Koon, in the interview, defended his choice of words, saying that he was merely trying to draw out the antebellum image of a large black man and a defenseless white woman.
"In society," he said, "there's this sexual prowess of blacks on the old plantations of the South and intercourse between blacks and whites on the plantation. And that's where the fear comes in, because he's black."
Another section of the book describes an incident in which Koon shot a black man in the arms, legs and torso after the suspect confronted police with an assault rifle. "Although he was a light-skinned black, his skin began to take on the gray pallor of death," Koon wrote.
A group of officers gathered around. One asked: "Did you see that guy?" Another asked: "Do you think he'll die?" and the response was: "No way! You or I, we'd die, but not a Negro. They're too dumb to go into shock."
Koon, describing his feelings about the shooting, wrote: "I had confronted certain death and survived. It was a high."
The sergeant also defended as "a form of accepted police humor" the police computer messages the Christopher Commission last year termed as racist, such as one in which an officer said, "It's monkey-slapping time."
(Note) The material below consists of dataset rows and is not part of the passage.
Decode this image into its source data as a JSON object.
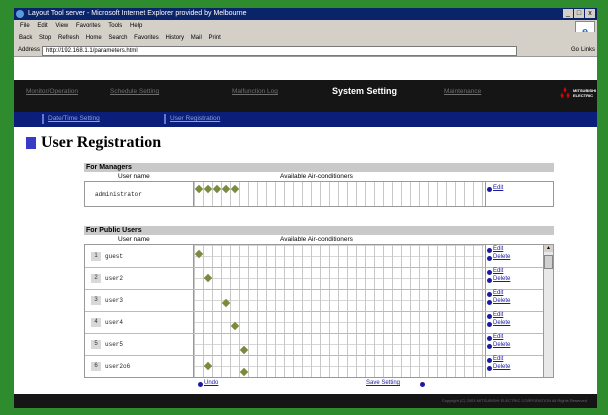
{
  "browser": {
    "title": "Layout Tool server - Microsoft Internet Explorer provided by Melbourne",
    "window_buttons": [
      "_",
      "□",
      "x"
    ],
    "menu": [
      "File",
      "Edit",
      "View",
      "Favorites",
      "Tools",
      "Help"
    ],
    "toolbar": [
      "Back",
      "Stop",
      "Refresh",
      "Home",
      "Search",
      "Favorites",
      "History",
      "Mail",
      "Print"
    ],
    "address_label": "Address",
    "address_value": "http://192.168.1.1/parameters.html",
    "go_label": "Go",
    "links_label": "Links"
  },
  "nav": {
    "items": [
      {
        "label": "Monitor/Operation",
        "active": false
      },
      {
        "label": "Schedule Setting",
        "active": false
      },
      {
        "label": "Malfunction Log",
        "active": false
      },
      {
        "label": "System Setting",
        "active": true
      },
      {
        "label": "Maintenance",
        "active": false
      }
    ],
    "brand": "MITSUBISHI ELECTRIC"
  },
  "subnav": {
    "items": [
      "Date/Time Setting",
      "User Registration"
    ]
  },
  "page": {
    "title": "User Registration"
  },
  "managers": {
    "heading": "For Managers",
    "col_user": "User name",
    "col_ac": "Available Air-conditioners",
    "rows": [
      {
        "name": "administrator",
        "selected_cols": [
          0,
          1,
          2,
          3,
          4
        ],
        "edit": "Edit"
      }
    ]
  },
  "public": {
    "heading": "For Public Users",
    "col_user": "User name",
    "col_ac": "Available Air-conditioners",
    "rows": [
      {
        "num": "1",
        "name": "guest",
        "selected_cols": [
          0
        ],
        "edit": "Edit",
        "delete": "Delete"
      },
      {
        "num": "2",
        "name": "user2",
        "selected_cols": [
          1
        ],
        "edit": "Edit",
        "delete": "Delete"
      },
      {
        "num": "3",
        "name": "user3",
        "selected_cols": [
          3
        ],
        "edit": "Edit",
        "delete": "Delete"
      },
      {
        "num": "4",
        "name": "user4",
        "selected_cols": [
          4
        ],
        "edit": "Edit",
        "delete": "Delete"
      },
      {
        "num": "5",
        "name": "user5",
        "selected_cols": [
          5
        ],
        "edit": "Edit",
        "delete": "Delete"
      },
      {
        "num": "6",
        "name": "user2o6",
        "selected_cols": [
          1,
          5
        ],
        "edit": "Edit",
        "delete": "Delete"
      }
    ]
  },
  "actions": {
    "undo": "Undo",
    "save": "Save Setting"
  },
  "footer": {
    "copyright": "Copyright (C) 2003 MITSUBISHI ELECTRIC CORPORATION All Rights Reserved"
  },
  "colors": {
    "accent_green": "#2e8b2e",
    "nav_bg": "#151515",
    "subnav_bg": "#0b1e7a",
    "dot": "#7a8a3e",
    "link": "#1a1aa0"
  }
}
The commission and angry minority-community leaders said the message was a slur about police beating blacks. But Koon insisted, "Literally, it means an officer is going to go masturbate. However, in context it means an officer is going to kick back and relax."
`CALLS IT AS HE SEES IT'
Koon's attorney, Richard Rosenberg, said Koon doesn't mean to offend anyone by his language. "He calls it as he sees it," Rosenberg said. Since Koon isn't a professional writer, he said, any final draft would probably be toned down.
Koon said, "My intention was not to make a bazillion dollars off this book. You can donate the proceeds of this book to rebuilding South Central Los Angeles, because this is not blood money for me and I am not in this for my own good."
Koon and three other white officers were aquitted April 29, provoking riots in Los Angeles and elsewhere. One officer, Laurence Powell, is to be retried on an excessive-force charge on which the jury deadlocked.
All four officers still face possible federal civil-rights charges. Koon and two others remain suspended without pay. The fourth was fired.